日本料理というとかしこまったイメージがありますが、古くから日本人が食べている食事が現在に続いているだけなのです。
カジュアルな食事とは異なりマナーはありますが、美しく食べることは同じ場所に居るかたや作ってくださったかたへの礼儀につながります。
日本料理の歴史や現在の形を見れば、新しいイメージで接することができるでしょう。
日本料理ってなんなの?
普段生活している中で日本料理という言葉はあまり使いませんが、わかりやすく言うと和食になります。
和食は一般家庭でも食べられますが、日本料理というと高級感のあるお店や旅館で出てくるイメージがありますね。

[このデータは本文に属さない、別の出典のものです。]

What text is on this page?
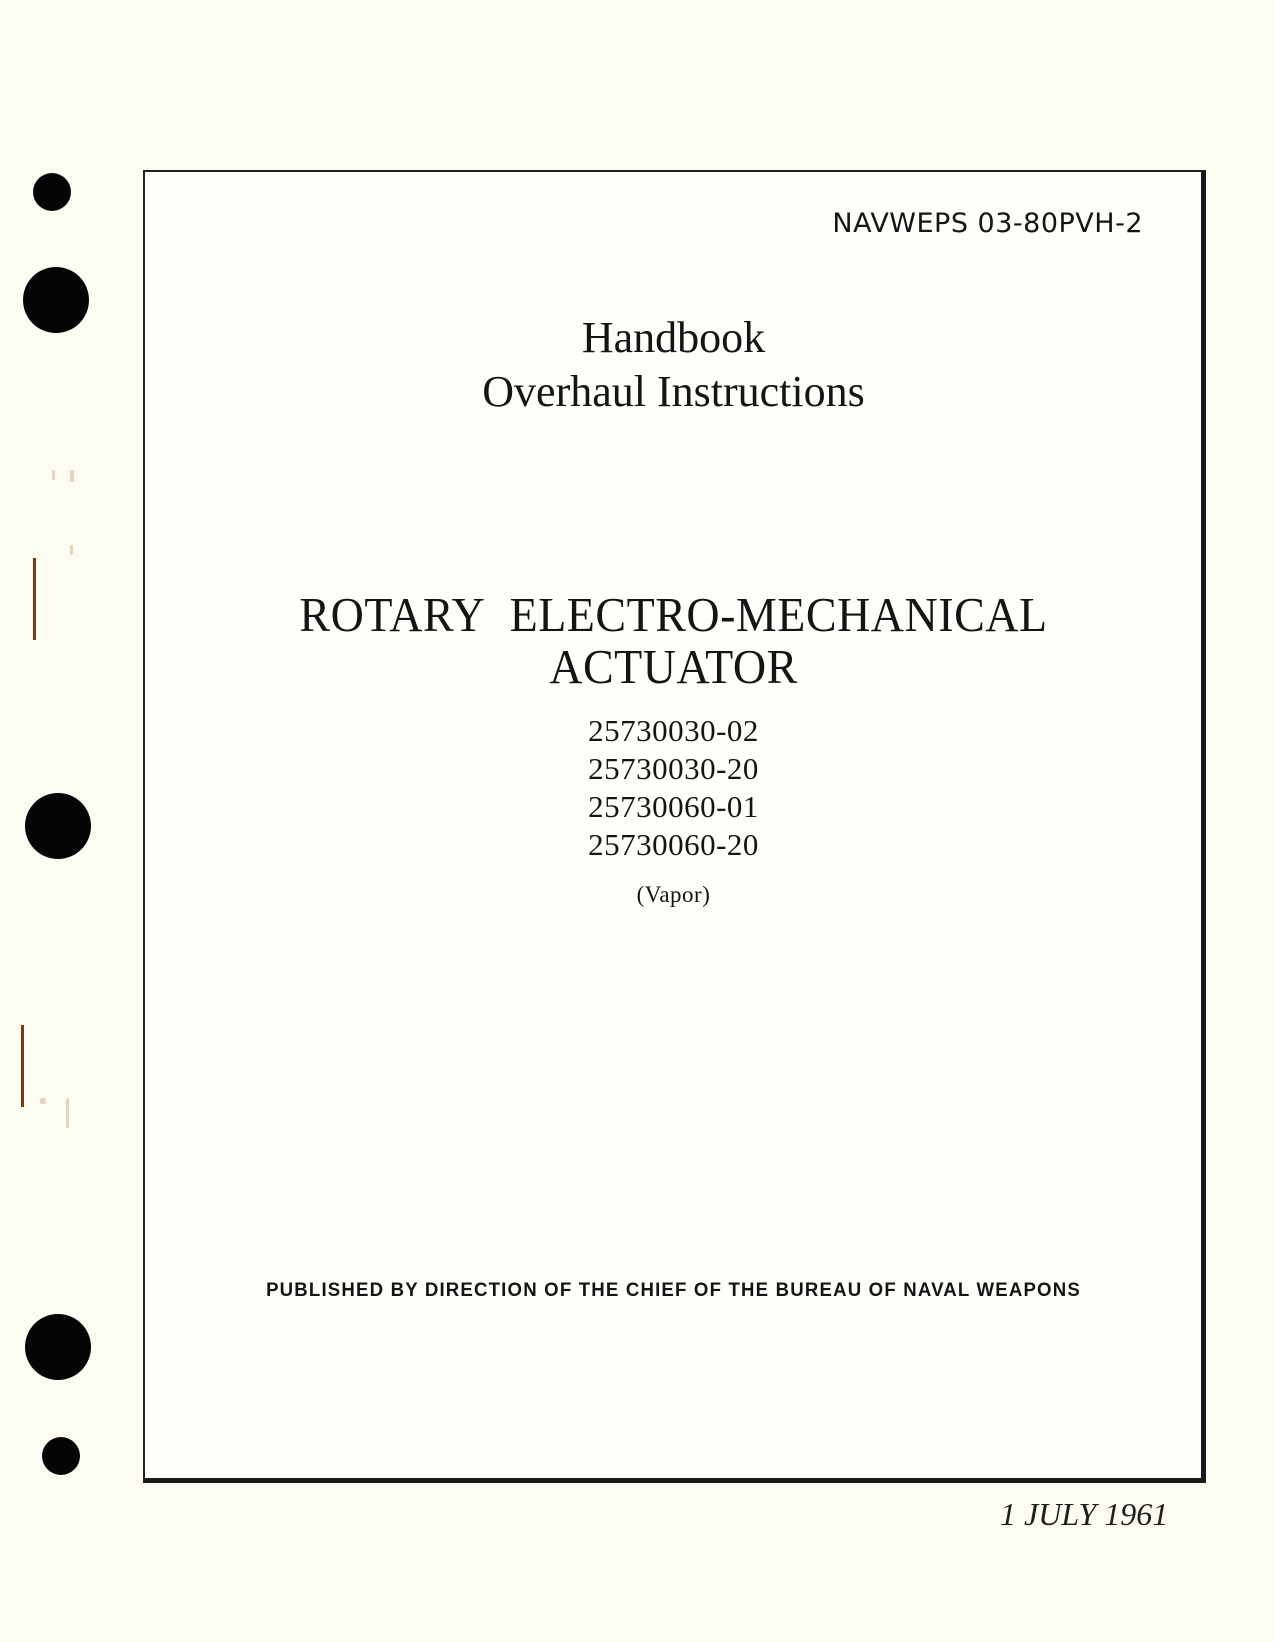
NAVWEPS 03-80PVH-2
Handbook
Overhaul Instructions
ROTARY ELECTRO-MECHANICAL
ACTUATOR
25730030-02
25730030-20
25730060-01
25730060-20
(Vapor)
PUBLISHED BY DIRECTION OF THE CHIEF OF THE BUREAU OF NAVAL WEAPONS
1 JULY 1961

日本料理では、旬を大切にするのですが、日本の四季があるから取り入れられた精神なのです。日本料理は懐石料理や精進料理が含まれるだけでなく、季節ごとの伝統的な料理も含まれています。
2013年には無形文化遺産にも登録されたので、今後さらに世界に日本料理が広まりますね。
日本料理の始まりは旧石器時代にもさかのぼるのですが、この頃にはすでに石器で野兎やヘラジカを切って調理していた形跡があります。
肉を焼いて食べていただけでなく、干し肉を作ったり魚を焼いたり生で食べたりと、様々なバリエーションで調理していたのがわかります。
縄文時代になると縄文土器があらわれ、煮るという行為が発達していきます。
クルミやクリなどの植物性のものを採集して食べるだけでなく、灰汁のあるトチの実は灰汁抜きをして食べていました。
ドングリも粉にして食べるなど、食物に様々な手を加えるということが発達していきました。植物性の食品を摂取するようになると塩が必要になり、海水を土器で煮て製塩も行うようになりました。
食べ物をよりおいしく食べようという気持ちは古来より日本人の心にあったようですね。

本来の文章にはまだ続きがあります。